When this comprehensive pre-visit interview is completed by patients, it should be integrated into the EHR and automatically formatted so that the provider has it in their existing workflow to look over ahead of the appointment. This gives providers more control of their time between appointments, empowering them to practice at the top of their license and spend more time delivering quality care and building relationships with their patients. In many cases a pre-visit interview can collect enough information for a SOAP note, thus reducing the documentation burden on the provider and improving the detail and quality of the billable note as well.

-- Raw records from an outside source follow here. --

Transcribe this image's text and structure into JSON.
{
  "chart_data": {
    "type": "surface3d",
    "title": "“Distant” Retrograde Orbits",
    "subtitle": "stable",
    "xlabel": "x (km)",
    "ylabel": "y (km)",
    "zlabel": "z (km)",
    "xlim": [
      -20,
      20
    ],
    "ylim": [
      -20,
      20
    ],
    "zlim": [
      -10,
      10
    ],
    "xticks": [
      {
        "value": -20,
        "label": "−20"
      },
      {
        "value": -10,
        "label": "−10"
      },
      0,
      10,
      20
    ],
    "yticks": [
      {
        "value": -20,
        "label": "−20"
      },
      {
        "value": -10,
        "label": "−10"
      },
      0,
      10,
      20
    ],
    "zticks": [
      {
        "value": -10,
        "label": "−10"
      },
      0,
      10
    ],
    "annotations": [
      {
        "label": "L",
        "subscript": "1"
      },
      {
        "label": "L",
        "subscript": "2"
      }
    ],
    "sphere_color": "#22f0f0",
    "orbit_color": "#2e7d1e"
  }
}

Health and hospital systems should conduct an evaluation of their digital tools as new hybrid care models that combine in-person care with effective telehealth experiences become the norm. Using asynchronous technology, health systems can automate clinical intake, significantly reducing the need to keep patients in a waiting room, improving the pre-visit experience, and reducing the documentation burden to make an appointment more valuable for both patient and provider. This can be most effectively used for hundreds of chronic and low-acuity conditions, like asthma, sinus issues, cuts and bruises, UTIs, colds, and bronchitis.

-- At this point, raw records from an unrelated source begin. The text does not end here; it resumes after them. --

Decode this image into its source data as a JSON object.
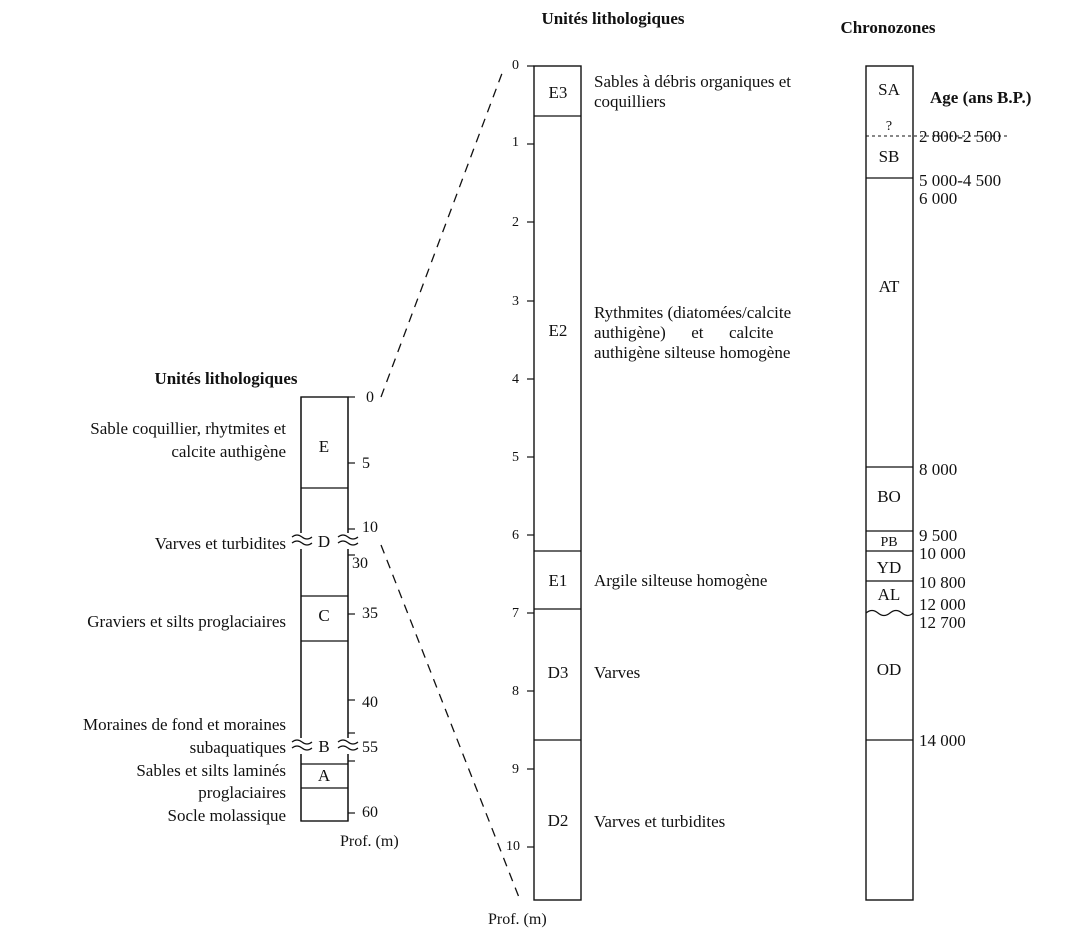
{
  "left_section": {
    "header": "Unités lithologiques",
    "depth_ticks": [
      "0",
      "5",
      "10",
      "30",
      "35",
      "40",
      "55",
      "60"
    ],
    "axis_label": "Prof. (m)",
    "units": [
      {
        "code": "E",
        "description": [
          "Sable coquillier, rhytmites et",
          "calcite authigène"
        ]
      },
      {
        "code": "D",
        "description": [
          "Varves et turbidites"
        ]
      },
      {
        "code": "C",
        "description": [
          "Graviers et silts proglaciaires"
        ]
      },
      {
        "code": "B",
        "description": [
          "Moraines de fond et moraines",
          "subaquatiques"
        ]
      },
      {
        "code": "A",
        "description": [
          "Sables et silts laminés",
          "proglaciaires"
        ]
      }
    ],
    "base_label": "Socle molassique"
  },
  "middle_section": {
    "header": "Unités lithologiques",
    "depth_ticks": [
      "0",
      "1",
      "2",
      "3",
      "4",
      "5",
      "6",
      "7",
      "8",
      "9",
      "10"
    ],
    "axis_label": "Prof. (m)",
    "units": [
      {
        "code": "E3",
        "description": [
          "Sables à débris organiques et",
          "coquilliers"
        ]
      },
      {
        "code": "E2",
        "description": [
          "Rythmites (diatomées/calcite",
          "authigène)      et      calcite",
          "authigène silteuse homogène"
        ]
      },
      {
        "code": "E1",
        "description": [
          "Argile silteuse homogène"
        ]
      },
      {
        "code": "D3",
        "description": [
          "Varves"
        ]
      },
      {
        "code": "D2",
        "description": [
          "Varves et turbidites"
        ]
      }
    ]
  },
  "right_section": {
    "header": "Chronozones",
    "age_header": "Age (ans B.P.)",
    "zones": [
      "SA",
      "?",
      "SB",
      "AT",
      "BO",
      "PB",
      "YD",
      "AL",
      "OD"
    ],
    "ages": [
      "2 800-2 500",
      "5 000-4 500",
      "6 000",
      "8 000",
      "9 500",
      "10 000",
      "10 800",
      "12 000",
      "12 700",
      "14 000"
    ]
  }
}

From the comfort of their home, a patient suffering from a skin rash can use their smartphone to electronically submit all of the intake and preliminary examination information needed—which is also linked to their medical history—to their doctor, who can then review the information and provide the patient with a diagnosis and treatment plan. That same patient, who otherwise would have needed to commute to and from their doctor’s office and spend valuable time in the waiting room, has received effective treatment and is more likely to be satisfied with the experience.

Using digital technologies to automate clinical intake and ease the documentation burden lets software do the heavy lifting of handling administrative tasks for both the patient and provider.

Being in a waiting room makes patients feel frustrated, less in control, unsure of how long they’ll have to wait—and often means they rush through the important time they do have with their provider. Using digital tools that move this experience to a virtual environment puts patients more in control of their healthcare journey, and their time.

Patients are looking for more predictability, convenience, and ease of use from the healthcare system, in addition to clinically excellent care. Phone trees, repetitive intake questions, and germy waiting rooms won’t meet those expectations. Using virtual tools and automating clinical intake and documentation can not only make their experience more satisfying, but make it more likely health systems can retain them as patients and generate greater patient lifetime value.